Both the peak firing rate and synaptic calcium response of the LGMD are directionally selective for local motion stimuli. (A) LGMD/DCMD response to drifting grating, consisting of two 5°-by-20° black edges separated by 5° white regions moving in a 20°-by-20° square at 40 °/s in an AP direction. To avoid net luminance change, the background luminance was 50%. The top trace shows a sample nerve cord recording with large DCMD spikes, with the raster for several trials and the gaussian-convolved mean instantaneous frequency with s.e.m. envelopes shown below (N=3 trials). The average instantaneous frequency pooled across animals (N=15 trias, 3 per animal) is shown below. This particular stimulus was centered in anterior visual space (azimuth 60°, elevation 0°). (B) Directional selectivity at the level of f_max, with mean instantaneous frequency responses pooled across animals shown for each direction of drift for the same stimulus position as in (A). The circular plot indicates f_max for each direction, with the line indicating cross-animal s.e.m. (N=5). (C) Directional selectivity at the level of f_max for four different stimulus positions. (D) Sample calcium responses for all four directions of motion.
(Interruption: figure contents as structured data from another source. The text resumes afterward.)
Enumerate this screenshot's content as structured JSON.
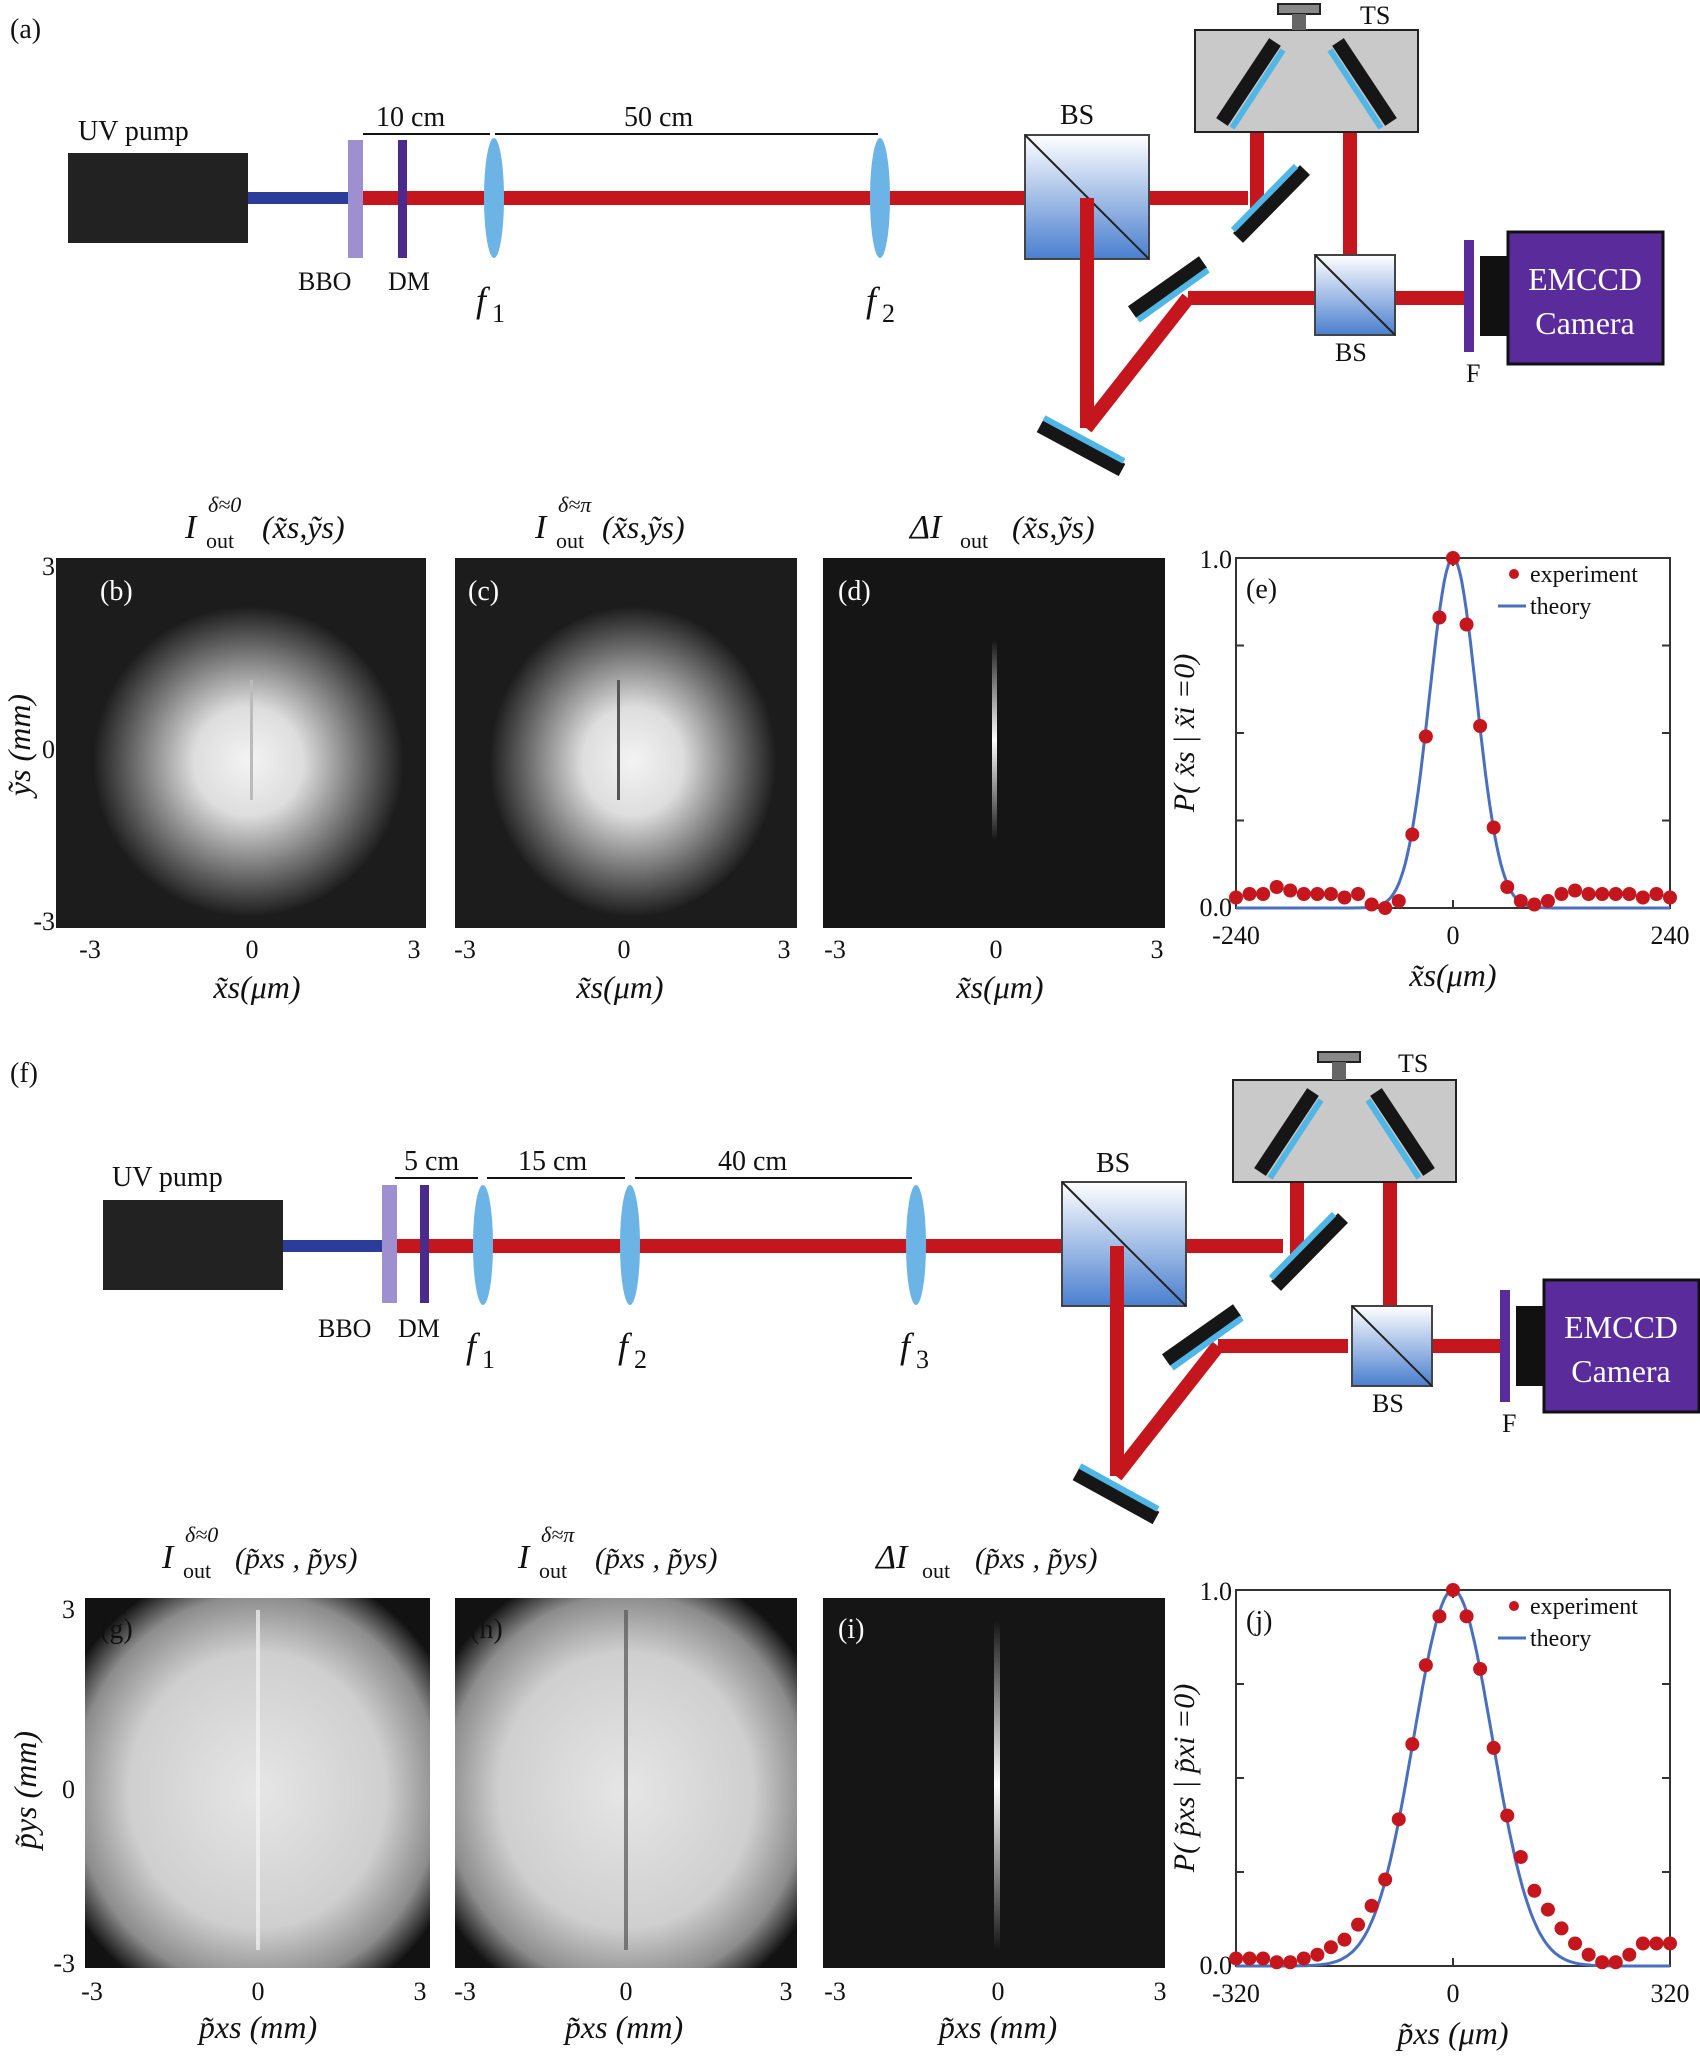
{
  "colors": {
    "beam_red": "#c4161c",
    "beam_pump": "#2b3d99",
    "lens": "#6cb4e6",
    "bbo": "#9d8fd0",
    "dm": "#4b2a8c",
    "camera": "#5a2b9a",
    "mirror_black": "#161616",
    "mirror_coat": "#4fb6e6",
    "stage_gray": "#c9c9c9",
    "data_red": "#c4161c",
    "theory_blue": "#4a6fbf"
  },
  "icons": [
    "uv-pump-box",
    "crystal-bbo",
    "dichroic-mirror",
    "lens",
    "beam-splitter-cube",
    "mirror",
    "translation-stage",
    "filter",
    "emccd-camera"
  ],
  "setup_a": {
    "panel": "(a)",
    "pump": "UV pump",
    "bbo": "BBO",
    "dm": "DM",
    "dist1": "10 cm",
    "dist2": "50 cm",
    "lens1_f": "f",
    "lens1_sub": "1",
    "lens2_f": "f",
    "lens2_sub": "2",
    "bs_main": "BS",
    "bs_small": "BS",
    "ts": "TS",
    "filter": "F",
    "camera_l1": "EMCCD",
    "camera_l2": "Camera"
  },
  "setup_f": {
    "panel": "(f)",
    "pump": "UV pump",
    "bbo": "BBO",
    "dm": "DM",
    "dist1": "5 cm",
    "dist2": "15 cm",
    "dist3": "40 cm",
    "lens1_f": "f",
    "lens1_sub": "1",
    "lens2_f": "f",
    "lens2_sub": "2",
    "lens3_f": "f",
    "lens3_sub": "3",
    "bs_main": "BS",
    "bs_small": "BS",
    "ts": "TS",
    "filter": "F",
    "camera_l1": "EMCCD",
    "camera_l2": "Camera"
  },
  "row1": {
    "titles": {
      "b": {
        "main": "I",
        "sub": "out",
        "sup": "δ≈0",
        "args": "(x̃s,ỹs)"
      },
      "c": {
        "main": "I",
        "sub": "out",
        "sup": "δ≈π",
        "args": "(x̃s,ỹs)"
      },
      "d": {
        "main": "ΔI",
        "sub": "out",
        "sup": "",
        "args": "(x̃s,ỹs)"
      }
    },
    "panels": [
      "(b)",
      "(c)",
      "(d)"
    ],
    "ylabel": "ỹs (mm)",
    "xlabel": "x̃s(μm)",
    "yticks": [
      "3",
      "0",
      "-3"
    ],
    "xticks": [
      "-3",
      "0",
      "3"
    ]
  },
  "row2": {
    "titles": {
      "g": {
        "main": "I",
        "sub": "out",
        "sup": "δ≈0",
        "args": "(p̃xs , p̃ys)"
      },
      "h": {
        "main": "I",
        "sub": "out",
        "sup": "δ≈π",
        "args": "(p̃xs , p̃ys)"
      },
      "i": {
        "main": "ΔI",
        "sub": "out",
        "sup": "",
        "args": "(p̃xs , p̃ys)"
      }
    },
    "panels": [
      "(g)",
      "(h)",
      "(i)"
    ],
    "ylabel": "p̃ys (mm)",
    "xlabel": "p̃xs (mm)",
    "yticks": [
      "3",
      "0",
      "-3"
    ],
    "xticks": [
      "-3",
      "0",
      "3"
    ]
  },
  "chart_data": [
    {
      "type": "scatter",
      "panel": "(e)",
      "xlabel": "x̃s(μm)",
      "ylabel": "P( x̃s | x̃i =0)",
      "xlim": [
        -240,
        240
      ],
      "ylim": [
        0,
        1
      ],
      "xticks": [
        "-240",
        "0",
        "240"
      ],
      "yticks": [
        "0.0",
        "1.0"
      ],
      "grid": false,
      "legend_position": "top-right",
      "series": [
        {
          "name": "experiment",
          "kind": "points",
          "color": "#c4161c",
          "x": [
            -240,
            -225,
            -210,
            -195,
            -180,
            -165,
            -150,
            -135,
            -120,
            -105,
            -90,
            -75,
            -60,
            -45,
            -30,
            -15,
            0,
            15,
            30,
            45,
            60,
            75,
            90,
            105,
            120,
            135,
            150,
            165,
            180,
            195,
            210,
            225,
            240
          ],
          "y": [
            0.03,
            0.04,
            0.04,
            0.06,
            0.05,
            0.04,
            0.04,
            0.04,
            0.03,
            0.04,
            0.01,
            0.0,
            0.02,
            0.21,
            0.49,
            0.83,
            1.0,
            0.81,
            0.52,
            0.23,
            0.06,
            0.02,
            0.01,
            0.02,
            0.04,
            0.05,
            0.04,
            0.04,
            0.04,
            0.04,
            0.03,
            0.04,
            0.03
          ]
        },
        {
          "name": "theory",
          "kind": "line",
          "color": "#4a6fbf",
          "gaussian_sigma": 26,
          "baseline": 0.0
        }
      ]
    },
    {
      "type": "scatter",
      "panel": "(j)",
      "xlabel": "p̃xs (μm)",
      "ylabel": "P( p̃xs | p̃xi =0)",
      "xlim": [
        -320,
        320
      ],
      "ylim": [
        0,
        1
      ],
      "xticks": [
        "-320",
        "0",
        "320"
      ],
      "yticks": [
        "0.0",
        "1.0"
      ],
      "grid": false,
      "legend_position": "top-right",
      "series": [
        {
          "name": "experiment",
          "kind": "points",
          "color": "#c4161c",
          "x": [
            -320,
            -300,
            -280,
            -260,
            -240,
            -220,
            -200,
            -180,
            -160,
            -140,
            -120,
            -100,
            -80,
            -60,
            -40,
            -20,
            0,
            20,
            40,
            60,
            80,
            100,
            120,
            140,
            160,
            180,
            200,
            220,
            240,
            260,
            280,
            300,
            320
          ],
          "y": [
            0.02,
            0.02,
            0.02,
            0.01,
            0.01,
            0.02,
            0.03,
            0.05,
            0.07,
            0.11,
            0.16,
            0.23,
            0.39,
            0.59,
            0.8,
            0.93,
            1.0,
            0.93,
            0.79,
            0.58,
            0.4,
            0.29,
            0.2,
            0.15,
            0.1,
            0.06,
            0.03,
            0.01,
            0.01,
            0.03,
            0.06,
            0.06,
            0.06
          ]
        },
        {
          "name": "theory",
          "kind": "line",
          "color": "#4a6fbf",
          "gaussian_sigma": 58,
          "baseline": 0.0
        }
      ]
    }
  ]
}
For each motion direction, a sample maximal ΔF/F response to anterior (azimuth 60°, elevation 0°) stimuli is shown. The regions outlined in white correspond to the regions-of-interest (ROIs); on the DV motion panel, ROIs are outlined in color, corresponding to the color in which ΔF/F versus time is shown for each ROI and stimulus. Directional arrows correspond to the position in visual space of the incoming inputs from the eye (see Figure 1). (E) Directional selectivity at the level of maximal ΔF/F within each of the four ROIs in (D). The color code corresponds to the ROI's position. For each animal-ROI combination, data was normalized to the maximal ΔF/F observed, and each value on the circular plot indicates the average instantaneous frequency pooled across animals (N=15 trials, over 5 animals; lines indicate s.e.m.) is shown below.